Еще позже, недели через две, Ида писала мне: «Мы пятый день отвезли Маню к N. Ей там прекрасно: помещение у нее удобное, уход хороший и содержание благоразумное и отвечающее ее состоянию. Доктор N надеется, что она выздоровеет очень скоро, и я тоже на это надеюсь. Я видела ее вчера; она меня узнала; долго на меня смотрела, заплакала и спросила о маменьке, а потом сказала, что ей здесь хорошо и что ей хочется быть тут одной, пока она совсем выздоровеет».

Маня долго, однако, проболела. Зима проходила, а она все еще оставалась в лечебнице. Ида Ивановна одна навещала сестру два раза каждую неделю и привозила о ней домой самые радостные вести. Месяца за полтора до выхода Мани из заведения я один раз провожал Иду Ивановну и видел Маню. Она была очень бледна, и эта бледность еще более увеличивалась от черной шелковой, шапочки, которая была на ее обритой головке; но в общем Маня мне показалась совершенно здоровою. Ее болезненная впечатлительность действительно заметно уменьшалась. Никогда я не видал ее более спокойною, хотя Ида Ивановна рассказывала и сам я заметил, что у нее зато явился свой новый пунктик, новое влияние. Маня всею душою привязалась к доктору N. Насколько это чувство можно было анализировать в Мане, оно имело что-то очень много общего с отношениями некоторых молодых религиозных и несчастных в семье русских женщин к их духовным отцам; но, с другой стороны, это было что-то не то.
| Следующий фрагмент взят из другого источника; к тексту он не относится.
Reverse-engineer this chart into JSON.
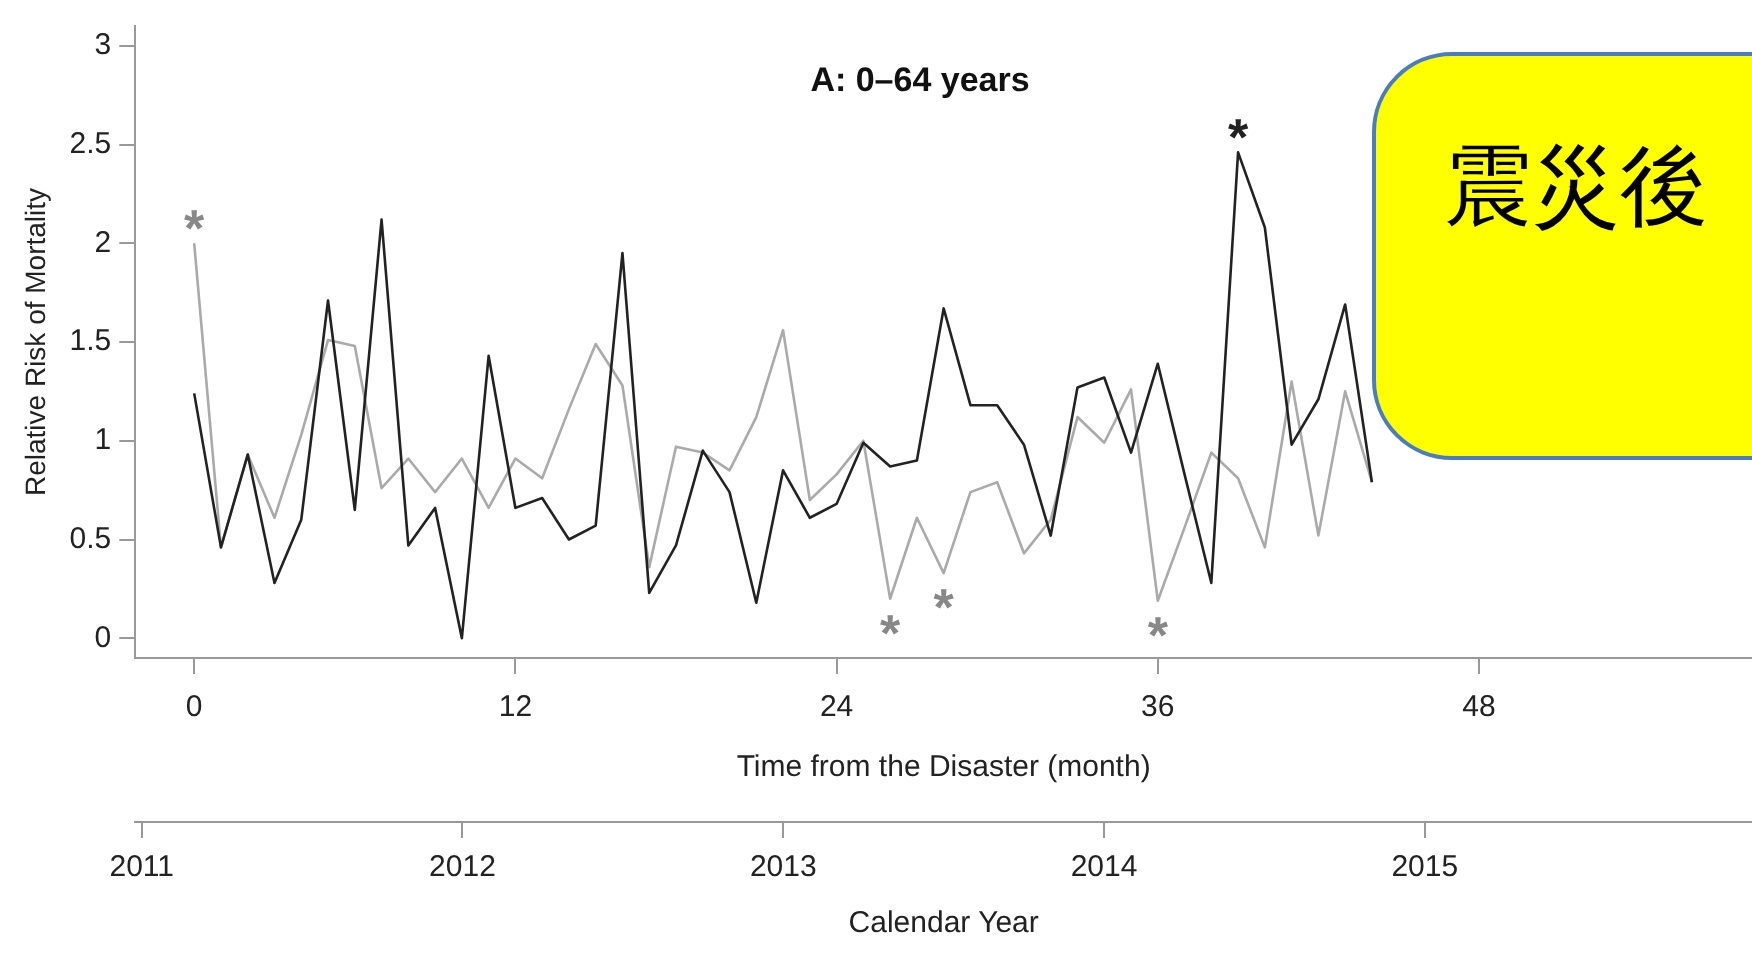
{
  "chart_data": {
    "type": "line",
    "title": "A: 0–64 years",
    "xlabel": "Time from the Disaster (month)",
    "ylabel": "Relative Risk of Mortality",
    "x2label": "Calendar Year",
    "x": [
      0,
      1,
      2,
      3,
      4,
      5,
      6,
      7,
      8,
      9,
      10,
      11,
      12,
      13,
      14,
      15,
      16,
      17,
      18,
      19,
      20,
      21,
      22,
      23,
      24,
      25,
      26,
      27,
      28,
      29,
      30,
      31,
      32,
      33,
      34,
      35,
      36,
      37,
      38,
      39,
      40,
      41,
      42,
      43,
      44
    ],
    "series": [
      {
        "color": "#222222",
        "values": [
          1.24,
          0.46,
          0.93,
          0.28,
          0.6,
          1.71,
          0.65,
          2.12,
          0.47,
          0.66,
          0.0,
          1.43,
          0.66,
          0.71,
          0.5,
          0.57,
          1.95,
          0.23,
          0.47,
          0.95,
          0.74,
          0.18,
          0.85,
          0.61,
          0.68,
          0.99,
          0.87,
          0.9,
          1.67,
          1.18,
          1.18,
          0.98,
          0.52,
          1.27,
          1.32,
          0.94,
          1.39,
          0.83,
          0.28,
          2.46,
          2.08,
          0.98,
          1.21,
          1.69,
          0.79
        ]
      },
      {
        "color": "#aaaaaa",
        "values": [
          2.0,
          0.46,
          0.93,
          0.61,
          1.03,
          1.51,
          1.48,
          0.76,
          0.91,
          0.74,
          0.91,
          0.66,
          0.91,
          0.81,
          1.16,
          1.49,
          1.28,
          0.36,
          0.97,
          0.94,
          0.85,
          1.12,
          1.56,
          0.7,
          0.83,
          1.0,
          0.2,
          0.61,
          0.33,
          0.74,
          0.79,
          0.43,
          0.6,
          1.12,
          0.99,
          1.26,
          0.19,
          0.56,
          0.94,
          0.81,
          0.46,
          1.3,
          0.52,
          1.25,
          0.79
        ]
      }
    ],
    "xlim": [
      -2.2,
      58.2
    ],
    "xticks": [
      0,
      12,
      24,
      36,
      48
    ],
    "x2lim": [
      2010.98,
      2016.02
    ],
    "x2ticks": [
      2011,
      2012,
      2013,
      2014,
      2015
    ],
    "ylim": [
      -0.1,
      3.1
    ],
    "yticks": [
      0,
      0.5,
      1,
      1.5,
      2,
      2.5,
      3
    ],
    "annotations": [
      {
        "text": "*",
        "x": 0,
        "y": 2.0
      },
      {
        "text": "*",
        "x": 26,
        "y": 0.2
      },
      {
        "text": "*",
        "x": 28,
        "y": 0.33
      },
      {
        "text": "*",
        "x": 36,
        "y": 0.19
      },
      {
        "text": "*",
        "x": 39,
        "y": 2.46
      },
      "震災後"
    ],
    "grid": false,
    "legend": false,
    "marker": "none",
    "line_style": "solid"
  }
}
Что-то строгое и равноправное заявлялось в каждом обращении Мани к N, но в то же время все это выражалось с безграничнейшим доверием и теплейшей дружбой. Когда доктор N позволял себе заговорить с Манею о чем-нибудь в несколько наставительном тоне, Маня выслушивала его с глубоким вниманием и спокойствием; но тотчас же, как только он произносил последнее слово, Маня откашливалась и начинала возражать ему, сохраняя свое всегдашнее грациозное спокойствие и тихую самостоятельность. Она писала дневник и всякий раз давала его просматривать доктору. Этот дневник и служил у них предметом разговоров, из которых выходили их временные несогласия, но которых, кроме их двух, никто никогда не слышал.